Buying a property to live in is often the biggest financial commitment a person will make. Financial technology company Trussle aims to make this process easier by matching consumers to the ideal mortgage or remortgage product to finance the property through a recommendation engine. Robert Fairfield, the VP of platform, and his team learnt four big lessons during and after creating the engine.
The recommendation engine works by taking 3,000 to 4,000 discrete data points from each customer. These data points will be hard or soft. The hard ones are about the person’s age, income, location and things that are easy to quantify.
The soft data points are about the customer’s preferences as well as their attitude to risk, and the likelihood of their circumstances changing such as an increase or decrease in income or starting a family. The engine also takes into account facts about the UK housing market, on a macro and a micro level.
Fairfield said: “We take all that information and mash it all up to try and end up with a single recommendation for a customer and say ’of all of that uncertainty and all of that information, this is the right product for you’.”
"They know they are going to sell, they are built on demand."

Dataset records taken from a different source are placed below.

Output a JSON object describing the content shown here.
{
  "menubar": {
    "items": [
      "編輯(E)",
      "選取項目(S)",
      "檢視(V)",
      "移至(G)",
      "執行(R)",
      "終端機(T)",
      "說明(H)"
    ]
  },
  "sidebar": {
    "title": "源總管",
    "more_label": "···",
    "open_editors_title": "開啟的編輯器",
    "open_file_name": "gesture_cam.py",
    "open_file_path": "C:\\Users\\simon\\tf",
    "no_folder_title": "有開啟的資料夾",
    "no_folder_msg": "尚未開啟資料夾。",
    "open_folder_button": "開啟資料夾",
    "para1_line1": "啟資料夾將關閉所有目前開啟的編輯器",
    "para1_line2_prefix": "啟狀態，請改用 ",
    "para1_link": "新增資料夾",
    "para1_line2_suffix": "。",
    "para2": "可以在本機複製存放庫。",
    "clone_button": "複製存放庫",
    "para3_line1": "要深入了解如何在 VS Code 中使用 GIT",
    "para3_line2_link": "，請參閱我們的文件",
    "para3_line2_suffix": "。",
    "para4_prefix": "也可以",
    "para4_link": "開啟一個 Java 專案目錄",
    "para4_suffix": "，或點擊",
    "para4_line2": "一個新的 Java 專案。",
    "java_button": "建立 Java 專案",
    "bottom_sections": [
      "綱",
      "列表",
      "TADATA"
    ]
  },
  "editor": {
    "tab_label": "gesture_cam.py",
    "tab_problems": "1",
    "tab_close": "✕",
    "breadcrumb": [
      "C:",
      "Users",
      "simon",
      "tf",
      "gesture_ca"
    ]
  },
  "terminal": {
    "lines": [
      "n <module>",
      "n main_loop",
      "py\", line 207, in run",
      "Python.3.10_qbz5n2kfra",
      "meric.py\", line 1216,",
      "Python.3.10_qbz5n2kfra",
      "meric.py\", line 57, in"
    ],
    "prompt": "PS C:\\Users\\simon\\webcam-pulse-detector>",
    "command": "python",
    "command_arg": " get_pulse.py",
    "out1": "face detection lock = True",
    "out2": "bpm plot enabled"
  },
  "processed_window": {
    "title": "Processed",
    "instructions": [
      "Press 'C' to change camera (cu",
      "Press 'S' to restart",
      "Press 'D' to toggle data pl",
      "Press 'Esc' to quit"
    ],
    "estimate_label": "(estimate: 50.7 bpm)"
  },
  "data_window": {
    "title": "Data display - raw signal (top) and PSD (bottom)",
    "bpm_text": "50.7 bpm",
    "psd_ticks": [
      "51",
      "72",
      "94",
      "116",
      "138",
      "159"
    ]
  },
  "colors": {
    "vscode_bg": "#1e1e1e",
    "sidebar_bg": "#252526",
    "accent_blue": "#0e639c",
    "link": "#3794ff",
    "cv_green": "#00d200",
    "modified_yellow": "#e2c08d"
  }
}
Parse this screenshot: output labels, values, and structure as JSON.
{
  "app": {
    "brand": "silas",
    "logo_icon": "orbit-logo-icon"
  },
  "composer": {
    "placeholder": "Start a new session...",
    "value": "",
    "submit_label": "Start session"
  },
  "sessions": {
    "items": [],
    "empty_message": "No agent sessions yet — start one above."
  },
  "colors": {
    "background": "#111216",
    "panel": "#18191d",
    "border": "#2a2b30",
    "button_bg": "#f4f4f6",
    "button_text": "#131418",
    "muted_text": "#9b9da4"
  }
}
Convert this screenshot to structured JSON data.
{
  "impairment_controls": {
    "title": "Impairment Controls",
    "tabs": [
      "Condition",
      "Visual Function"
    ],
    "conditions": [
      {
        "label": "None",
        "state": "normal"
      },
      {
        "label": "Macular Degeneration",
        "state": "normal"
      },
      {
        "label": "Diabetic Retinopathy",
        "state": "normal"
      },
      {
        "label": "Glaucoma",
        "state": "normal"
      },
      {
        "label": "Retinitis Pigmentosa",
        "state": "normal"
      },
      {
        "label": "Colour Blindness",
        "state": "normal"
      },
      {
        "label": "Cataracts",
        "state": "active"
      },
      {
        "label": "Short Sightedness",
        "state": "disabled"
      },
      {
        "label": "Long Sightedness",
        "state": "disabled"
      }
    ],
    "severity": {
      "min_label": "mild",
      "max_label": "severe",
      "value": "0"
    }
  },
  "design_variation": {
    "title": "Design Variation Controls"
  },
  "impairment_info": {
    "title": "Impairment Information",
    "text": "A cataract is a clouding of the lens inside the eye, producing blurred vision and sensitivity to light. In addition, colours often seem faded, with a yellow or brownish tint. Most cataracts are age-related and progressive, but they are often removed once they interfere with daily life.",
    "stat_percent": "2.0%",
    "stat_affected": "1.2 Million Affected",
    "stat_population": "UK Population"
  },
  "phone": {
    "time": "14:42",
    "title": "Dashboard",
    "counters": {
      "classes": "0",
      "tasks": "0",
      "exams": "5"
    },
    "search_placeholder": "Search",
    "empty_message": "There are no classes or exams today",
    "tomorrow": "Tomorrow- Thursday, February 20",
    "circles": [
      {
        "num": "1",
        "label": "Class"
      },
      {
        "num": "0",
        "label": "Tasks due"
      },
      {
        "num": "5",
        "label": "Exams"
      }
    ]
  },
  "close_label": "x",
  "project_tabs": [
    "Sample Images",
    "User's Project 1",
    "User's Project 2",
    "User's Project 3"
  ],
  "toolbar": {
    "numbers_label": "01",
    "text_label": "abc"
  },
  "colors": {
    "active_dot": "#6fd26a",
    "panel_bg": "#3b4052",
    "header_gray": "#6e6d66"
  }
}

The most important lesson he and his team learnt, after ironing out some of the bumps, is that there will always be some people for whom a product cannot be found. In that case, build a product for them. This, for him, is an opportunity. He said: “That is incredibly exciting. The next wave of product innovation is going to come from those those companies that have identified that and gone out and built specific products for those customers. They know they are going to sell because they are almost being built on demand.”
The customers that are currently underserved by the mortgage market are the self-employed and the older generation. “We know they aren’t getting a great deal so we are building products with lenders to service that.”
He added that more and more technology companies will start to do this and gave the example of a tech giant that has followed this model of product development. “When Netflix create content, they know it is going to be consumed because they are identifying areas where the recommendation engine comes up short.”
Another important lesson learnt on this journey is to be transparent. “Don’t build a black box,” he said. Fairfield saw that in the past, the recommendation engine was working well and Trussle was presenting mortgage products to customers with a high degree of confidence that it was the right one for them. But the customers often would not take it. “We realised that, especially for quite complicated decisions with serious consequences like a mortgage, people wouldn’t just believe us and take our recommendation.”
This was because it was not clear how the ultimate decision had been reached. Mortgages can be fairly complex. Some mortgage products with higher interest rates and lower fees can end up being cheaper that superficially more attractive products that have lower interest rates and higher fees. When Fairfield and his team started to explain the decisions made by the recommendation engine to the customer, they started to get a much better rate of conversion.
"To buld trust, educate and empower your customer."
He said: “We began to show the next best alternative and explain why that was not recommended to the customer. Trust is incredibly important; it takes a lot of time to build. The best way to do that is to educate and empower your customers.”
The third lesson is to start small with data collection. Fairfield said that at the beginning he gave in to the temptation of collecting as much data as possible. Then trying to assimilate and store it and get some smart people to look at it to find interesting insights. “We wasted a lot of time and energy doing that. We realised very quickly that all this data was in the completely wrong format. We didn’t even know what some of it was,” he said.
His advice is to smart collecting data on a small subsection of customers and on a small subsection of the product set. In addition, be very purposeful about what data to collect about the customers and what value you want to deliver to them before iterating on it. “Only when you start to see improvements should you really build upon it,” said Fairfield.
His final lesson is the biggest benefit might not be in the form that you expect. Fairfield said: “By deeply understanding our customers and what they want, we could change the journeys that they go through for a far bigger impact.”
He and his team soon realised that customers looking for mortgage products can quickly be divided into two groups; those looking for mortgages and those looking for a remortgage. The person getting the mortgage wants a lot of support and explanations about this type of product, whereas the person who wants the remortgage wants to answer the questions, execute and move on.
As a result Trussle created a different digital journey for both types of customer. “We’re using the information we’ve learnt from our decision engine to think about, not only what do we provide our customers as products but how we provide them, when we provide, at what point we offer them customer service, what proactive content we provide throughout the journey.” Fairfield said that this has had an effect on the conversion rate, the cost of sale, as well as improving the final decision itself.
So by starting small with data collection and looking out for what some customers wanted but couldn’t get, this company was able to tailor customer journeys and help create bespoke products for a receptive audience.